SPOTLIGHT, Tom McCarthy (2016)
Tandis que le diocèse de Lyon se trouve actuellement au cœur de la tourmente – rappelons que le cardinal Philippe Barbarin est soupçonné d’avoir couvert les agissements d’un prêtre pédophile – l’Église continue de prêcher le scandale et d’adjurer pour qu’une fois de plus ces affaires d’une ignominie rare soient étouffées. Spotlight, film d’une humilité saisissante et pourtant prodigieux dans ce qu’il a de plus pertinent et pointu, arrive à point nommé sur nos écrans pour (re)mettre en lumière de sinistres faits qui n’en finissent plus d’éclabousser une Église catholique sclérosée, rongée par la loi du silence, obstinée dans le mensonge et étouffée par des principes constitutifs et autres doctrines obscurantistes, sources d’abjection et de souffrance.
Spotlight – long-métrage basé sur des faits réels – nous plonge donc dans le quotidien de quatre journalistes d’investigation, section spéciale du Boston Globe qui enquêtera à partir de 2001 et pendant plus d’un an sur des suspicions d’abus sexuels perpétrés au cœur de l’Église catholique. Une enquête secrète, ardue, millimétrée, gravitant autour des personnalités les plus emblématiques et influentes de la ville de Boston, qui pointera du doigt de nombreuses et sombres ramifications et dévoilera que pouvoir, justice et Communauté catholique savent parfaitement se rapprocher et s’entendre dans les pires sacrements. Entre manigances, intimidations, arrangements écœurants, accointances douteuses, ces journalistes se confronteront au pire et s’acharneront jusqu’à faire de leur enquête un véritable combat pour la vérité…
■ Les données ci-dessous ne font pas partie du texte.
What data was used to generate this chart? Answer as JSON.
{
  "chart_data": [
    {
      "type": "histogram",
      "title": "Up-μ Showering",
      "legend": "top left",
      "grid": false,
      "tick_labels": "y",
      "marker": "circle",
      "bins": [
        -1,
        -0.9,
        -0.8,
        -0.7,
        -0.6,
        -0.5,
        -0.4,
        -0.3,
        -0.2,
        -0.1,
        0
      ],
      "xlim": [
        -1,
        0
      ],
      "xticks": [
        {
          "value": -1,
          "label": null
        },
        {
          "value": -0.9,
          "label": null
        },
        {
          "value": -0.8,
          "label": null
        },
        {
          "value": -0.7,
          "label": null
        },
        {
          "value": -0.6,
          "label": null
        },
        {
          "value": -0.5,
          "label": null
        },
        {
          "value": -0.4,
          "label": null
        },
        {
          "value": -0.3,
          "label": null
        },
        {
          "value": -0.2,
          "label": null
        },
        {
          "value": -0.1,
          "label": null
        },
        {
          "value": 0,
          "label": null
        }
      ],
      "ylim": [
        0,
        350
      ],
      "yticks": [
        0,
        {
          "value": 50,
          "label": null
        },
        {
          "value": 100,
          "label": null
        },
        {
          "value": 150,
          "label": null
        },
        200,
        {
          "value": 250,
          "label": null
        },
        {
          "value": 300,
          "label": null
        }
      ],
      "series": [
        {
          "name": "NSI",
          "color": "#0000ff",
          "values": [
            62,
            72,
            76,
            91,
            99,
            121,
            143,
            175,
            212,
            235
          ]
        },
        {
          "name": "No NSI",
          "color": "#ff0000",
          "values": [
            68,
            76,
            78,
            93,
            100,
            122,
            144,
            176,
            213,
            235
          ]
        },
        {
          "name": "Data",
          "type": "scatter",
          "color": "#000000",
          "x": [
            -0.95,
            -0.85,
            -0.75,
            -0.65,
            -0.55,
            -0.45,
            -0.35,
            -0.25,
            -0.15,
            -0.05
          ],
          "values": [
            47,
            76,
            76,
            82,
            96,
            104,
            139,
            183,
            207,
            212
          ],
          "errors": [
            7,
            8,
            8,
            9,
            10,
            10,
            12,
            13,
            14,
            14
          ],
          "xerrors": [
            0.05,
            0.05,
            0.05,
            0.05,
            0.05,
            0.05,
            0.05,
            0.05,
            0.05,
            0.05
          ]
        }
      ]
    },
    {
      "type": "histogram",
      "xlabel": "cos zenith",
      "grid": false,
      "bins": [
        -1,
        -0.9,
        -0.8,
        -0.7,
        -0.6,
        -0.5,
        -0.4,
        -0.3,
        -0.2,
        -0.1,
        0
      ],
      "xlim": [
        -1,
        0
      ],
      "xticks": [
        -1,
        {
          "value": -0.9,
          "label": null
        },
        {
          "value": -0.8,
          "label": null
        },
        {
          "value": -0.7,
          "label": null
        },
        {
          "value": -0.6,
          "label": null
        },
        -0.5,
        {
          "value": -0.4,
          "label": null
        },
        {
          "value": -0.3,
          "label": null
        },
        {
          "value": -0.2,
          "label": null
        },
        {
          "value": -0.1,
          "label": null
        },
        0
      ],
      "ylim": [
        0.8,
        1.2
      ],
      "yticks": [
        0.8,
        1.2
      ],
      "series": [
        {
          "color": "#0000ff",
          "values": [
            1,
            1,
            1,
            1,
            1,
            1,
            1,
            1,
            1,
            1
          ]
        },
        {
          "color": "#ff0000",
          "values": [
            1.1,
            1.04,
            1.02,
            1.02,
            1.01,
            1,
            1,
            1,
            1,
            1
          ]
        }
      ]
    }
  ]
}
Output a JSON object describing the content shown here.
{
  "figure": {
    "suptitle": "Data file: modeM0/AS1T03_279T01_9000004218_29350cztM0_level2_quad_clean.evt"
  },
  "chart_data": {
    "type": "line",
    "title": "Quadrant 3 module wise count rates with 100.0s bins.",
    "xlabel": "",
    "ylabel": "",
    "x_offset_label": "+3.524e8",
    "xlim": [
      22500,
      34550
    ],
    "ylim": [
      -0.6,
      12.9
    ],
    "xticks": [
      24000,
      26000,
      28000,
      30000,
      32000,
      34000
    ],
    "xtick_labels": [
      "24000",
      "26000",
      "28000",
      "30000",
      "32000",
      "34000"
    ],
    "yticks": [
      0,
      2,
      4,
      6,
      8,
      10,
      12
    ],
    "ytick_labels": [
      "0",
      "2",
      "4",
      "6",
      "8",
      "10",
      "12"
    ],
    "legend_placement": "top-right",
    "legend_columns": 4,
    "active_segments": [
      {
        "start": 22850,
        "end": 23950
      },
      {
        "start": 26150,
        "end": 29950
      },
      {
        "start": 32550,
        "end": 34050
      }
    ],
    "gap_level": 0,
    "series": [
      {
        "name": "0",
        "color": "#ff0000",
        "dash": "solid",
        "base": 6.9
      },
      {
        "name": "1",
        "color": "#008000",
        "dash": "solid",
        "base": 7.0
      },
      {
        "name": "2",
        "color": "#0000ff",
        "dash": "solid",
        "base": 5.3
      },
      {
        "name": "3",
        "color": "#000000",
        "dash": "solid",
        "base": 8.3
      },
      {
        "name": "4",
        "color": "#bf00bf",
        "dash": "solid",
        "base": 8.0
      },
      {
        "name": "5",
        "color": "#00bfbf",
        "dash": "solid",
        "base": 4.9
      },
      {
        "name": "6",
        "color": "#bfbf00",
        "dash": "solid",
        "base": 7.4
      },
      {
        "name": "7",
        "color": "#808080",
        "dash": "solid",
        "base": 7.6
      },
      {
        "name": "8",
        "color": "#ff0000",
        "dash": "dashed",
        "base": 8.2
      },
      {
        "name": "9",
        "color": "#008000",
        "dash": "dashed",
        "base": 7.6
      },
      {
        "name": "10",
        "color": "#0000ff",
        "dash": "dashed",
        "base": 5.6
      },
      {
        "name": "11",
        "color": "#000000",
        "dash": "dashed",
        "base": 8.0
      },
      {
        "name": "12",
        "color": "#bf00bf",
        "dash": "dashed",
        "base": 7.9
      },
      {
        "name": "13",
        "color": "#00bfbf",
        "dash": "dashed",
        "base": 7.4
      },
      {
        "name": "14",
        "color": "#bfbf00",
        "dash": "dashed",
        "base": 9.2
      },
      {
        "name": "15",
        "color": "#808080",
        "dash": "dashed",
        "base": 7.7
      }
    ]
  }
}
Durant deux heures, le spectateur suit, fasciné et hypnotisé, ces reporters de haut vol superbement incarnés par des acteurs et actrices d’une justesse incroyable, littéralement habités par leurs personnages et dénué-es de velléités égotiques. Michael Keaton, Mark Ruffalo, Rachel McAdams et Brian d’Arcy James forment une seule et même entité à l’écran, bloc soudé et inébranlable, tandis qu’en toile de fond le rédacteur en chef du Globe – merveilleusement représenté par Liev Schreiber – personnalité taciturne, taiseuse et étrange que l’on voit finalement peu, œuvre dans l’ombre tel un vengeur insaisissable et inquiétant. Jamais édulcoré mais encore moins voyeuriste ou pathos, Spotlightest une œuvre captivante et d’une très grande finesse, à la fois éprouvante et émouvante qui marche dans les pas d’une affaire sordide et pourtant tellement maîtrisée qu’elle en devient lumineuse. La réalisation est affûtée, le scénario brillamment mis en forme, les dialogues ciselés, chaque minute qui passe est une révélation de plus, chaque seconde un détail qui écorche le cœur, chaque image une vision qui s’accroche à la rétine. C’est haletant, poignant, révoltant mais aussi plein d’espoir, parce qu’au-delà du synopsis lui-même, Spotlight redonne ses lettres de noblesse au métier de journaliste, trop souvent réduit aujourd’hui à de l’information illusoire et du sensationnel vomitif…
Et le débat d’être relancé : quand l’Église s’interrogera-t-elle sérieusement sur le sort de ces prêtres soumis à la cruelle loi de l’abstinence ? Loin de moi l’idée de faire de ces hommes des victimes – ils ont fait un choix –, ils n’en restent pas moins les instruments d’une puissance mystique omnisciente et aux relents sectaires qui codifie et mène à l’abattoir des milliers d’innocent-es. Au mieux, un certain nombre de ces officiants se prêtent au jeu des relations cachées entre adultes consentants, au pire, d’autres, en proie à une frustration monstrueuse et psychologiquement affectés, deviennent de terrifiants prédateurs pour conjurer leurs démons intérieurs et assouvir leurs désirs réprimés. Que l’Église catholique dès lors cherche le Diable dans ses propres rangs…
Je suis personnellement sortie de cette séance les yeux gonflés de larmes et la colère coincée au fond de la gorge. Tandis que cette production se révèle puissante et superbe, le sujet lui ne relève que de l’infamie la plus crasse. Et rien ne bouge vraiment car l’Église catholique est puissante, très puissante, trop puissante… Une œuvre d’utilité publique à voir impérativement.